A growing number. In 2017, CLS served 606 clients in expungement cases, fully or partially sealing 3,049 cases, up from 611cases expunged in 2012.
How did CLS grow its practice so significantly? Over the past few years, we have focused on ways to increase our productivity and our outreach.
- Expungement Generator: In 2011, CLS developed a web-based program that automates the process of generating PA expungement petitions. Production time was reduced from several hours to several minutes. The software has been shared freely with non-profit attorneys and with pro bono clinics around the state and has been used to generate over 30,000 petitions statewide.
- Clinics: Beginning in the fall of 2014, CLS began reaching underserved sections of Philadelphia by conducting neighborhood expungement clinics. These clinics use law student volunteers to expand our resources. Through the clinics, we have increased our reach with the City. We also have provided technical assistance to expungement clinics run by the Philadelphia Bar Assn and other groups.
But that’s not all. CLS also has been performing expungement work with national ramifications.
- National Clean Slate Clearinghouse: CLS is part of a US Dept. of Labor contract to expand record clearing representation nationwide. Our role is to conduct outreach to nonprofit lawyers and others to encourage expungement work and to provide backup to those lawyers who are performing this work. We speak at conferences, developed a provider network, develop technological supports; and help educate the field through postings and papers.
- Amicus support: CLS wrote a brief to the GA Supreme Court describing policy reasons to read that state’s new expungement law broadly. The brief has since been repurposed for similar cases.
- Communications: CLS has taken a lead in promoting the importance of record-clearing in the press (such as “The Solace of Oblivion,” The New Yorker (Sept. 29, 2014)) and in national conferences (such as the ABA’s National Summit on Collateral Consequences).
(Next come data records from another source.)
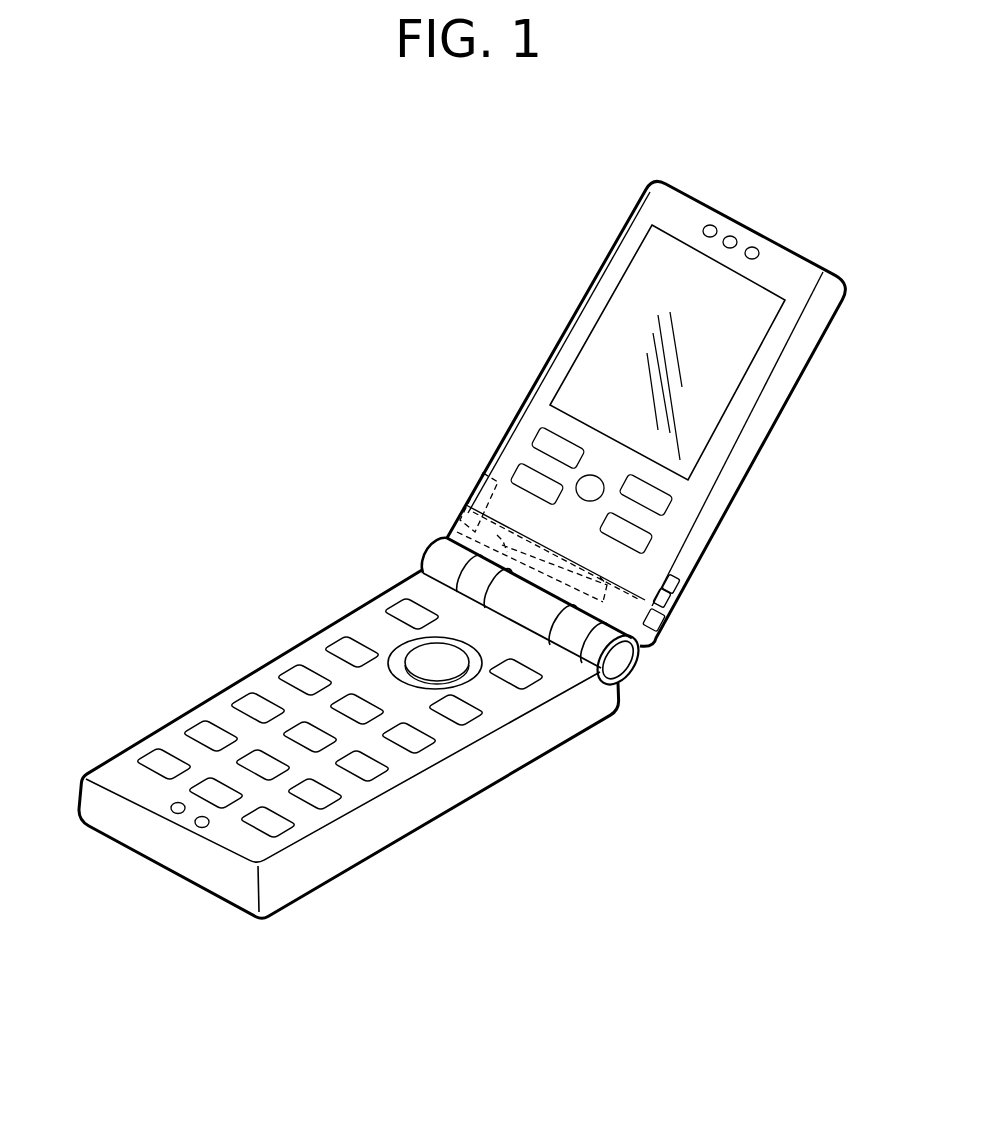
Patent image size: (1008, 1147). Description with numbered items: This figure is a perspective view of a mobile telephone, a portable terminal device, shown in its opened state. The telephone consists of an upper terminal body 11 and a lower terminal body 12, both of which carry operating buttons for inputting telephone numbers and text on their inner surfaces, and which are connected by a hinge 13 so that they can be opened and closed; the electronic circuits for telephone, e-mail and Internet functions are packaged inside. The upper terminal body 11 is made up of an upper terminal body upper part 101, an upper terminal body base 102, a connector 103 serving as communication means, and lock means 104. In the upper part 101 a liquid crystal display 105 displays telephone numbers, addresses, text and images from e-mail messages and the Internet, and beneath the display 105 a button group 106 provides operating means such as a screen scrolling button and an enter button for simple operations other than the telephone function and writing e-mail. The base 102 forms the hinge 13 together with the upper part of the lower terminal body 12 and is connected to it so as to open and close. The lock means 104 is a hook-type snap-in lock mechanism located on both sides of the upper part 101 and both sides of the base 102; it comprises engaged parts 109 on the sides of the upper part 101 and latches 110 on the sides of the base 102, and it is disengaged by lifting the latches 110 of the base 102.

The upper terminal body 11 is at (693, 205).
The lower terminal body 12 is at (503, 760).
The hinge 13 is at (622, 662).
The upper terminal body upper part 101 is at (757, 435).
The upper terminal body base 102 is at (457, 510).
The connector 103 is at (450, 530).
The lock means 104 is at (495, 478).
The liquid crystal display 105 is at (636, 281).
The button group 106 is at (542, 427).
The engaged parts 109 is at (680, 587).
The latches 110 is at (663, 615).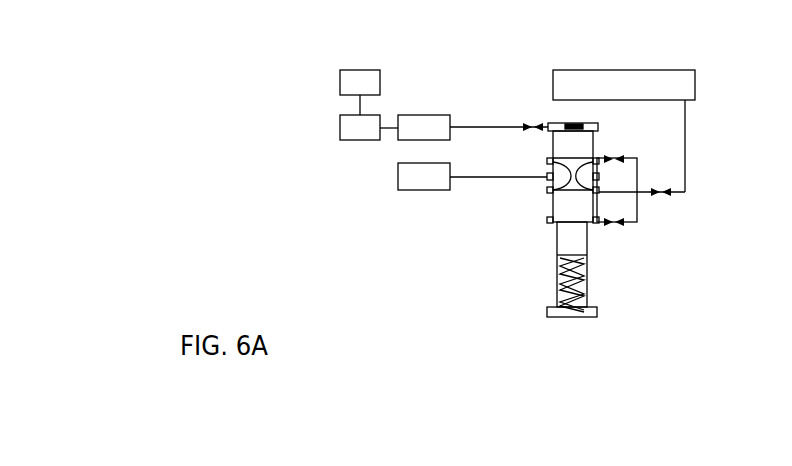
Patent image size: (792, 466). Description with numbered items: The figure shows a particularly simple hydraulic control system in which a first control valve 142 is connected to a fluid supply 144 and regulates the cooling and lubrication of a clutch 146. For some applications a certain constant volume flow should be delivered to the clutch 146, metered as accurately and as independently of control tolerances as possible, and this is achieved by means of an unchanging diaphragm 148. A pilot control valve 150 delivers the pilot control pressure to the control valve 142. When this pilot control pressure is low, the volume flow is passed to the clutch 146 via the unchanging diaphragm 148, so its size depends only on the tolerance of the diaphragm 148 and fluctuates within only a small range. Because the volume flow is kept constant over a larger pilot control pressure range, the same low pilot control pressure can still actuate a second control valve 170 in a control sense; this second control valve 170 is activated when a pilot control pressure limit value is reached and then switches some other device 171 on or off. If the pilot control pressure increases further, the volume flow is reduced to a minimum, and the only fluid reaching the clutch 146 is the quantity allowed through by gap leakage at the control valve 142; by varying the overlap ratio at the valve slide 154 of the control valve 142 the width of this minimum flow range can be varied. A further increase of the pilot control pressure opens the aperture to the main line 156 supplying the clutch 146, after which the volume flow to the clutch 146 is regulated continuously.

- Commercial screeners reporting expunged cases: With co-counsel from Francis & Mailman, CLS has litigated several national class actions against background screeners that report expunged cases in employment and housing background checks. We also have promoted best practices for notifying the commercial databases of expunged cases. We facilitated a story on the issue in the WSJ. We have published articles about the subject, including for the ABA Criminal Justice quarterly magazine. We conducted a national webinar for advocates, and we presented on the topic to conferences of state court judges and administrators.
But the best is yet to come.
PA’s “Clean Slate” bill would automatically seal old non-violent misdemeanor convictions after 10 years and all non-convictions within weeks.
- The idea: When thinking about how to best expand record-clearing for our clients, CLS homed in on the possibility of automatically sealing many thousands of cases through computer queries of electronic records, rather than by the current requirement of filing individual petitions. This idea became the central recommendation of the One Strike paper with CAP.
- Current legislation: CLS has played a central role in drafting and advocating for the Clean Slate legislation that would implement automatic sealing in PA, as well as expanding sealing to first-degree misdemeanors. The identical bills in the Senate (SB 529 of 2017) and the House (HB 1419 of 2017) have bipartisan cosponsorship. The prime sponsors in the Senate – where more than half of the members are cosponsors – are Sen. Scott Wagner (R-York) and Sen. Anthony Williams (D-Phila.). In the House, the prime sponsors are Rep. Sheryl Delozier (R-Cumberland) and Rep. Jordan Harris (D-Phila). The bill is supported by Gov. Wolf.
- The national press: PA’s Clean Slate concept has been given national attention in an article in The Atlantic, “Simplifying How the Courts Seal Criminal Records” (April 6, 2017).
- Expansion beyond PA: The WK Kellogg Foundation has funded CLS and CAP to provide support and funding to advocates in several other states to promote the Clean Slate automatic sealing model.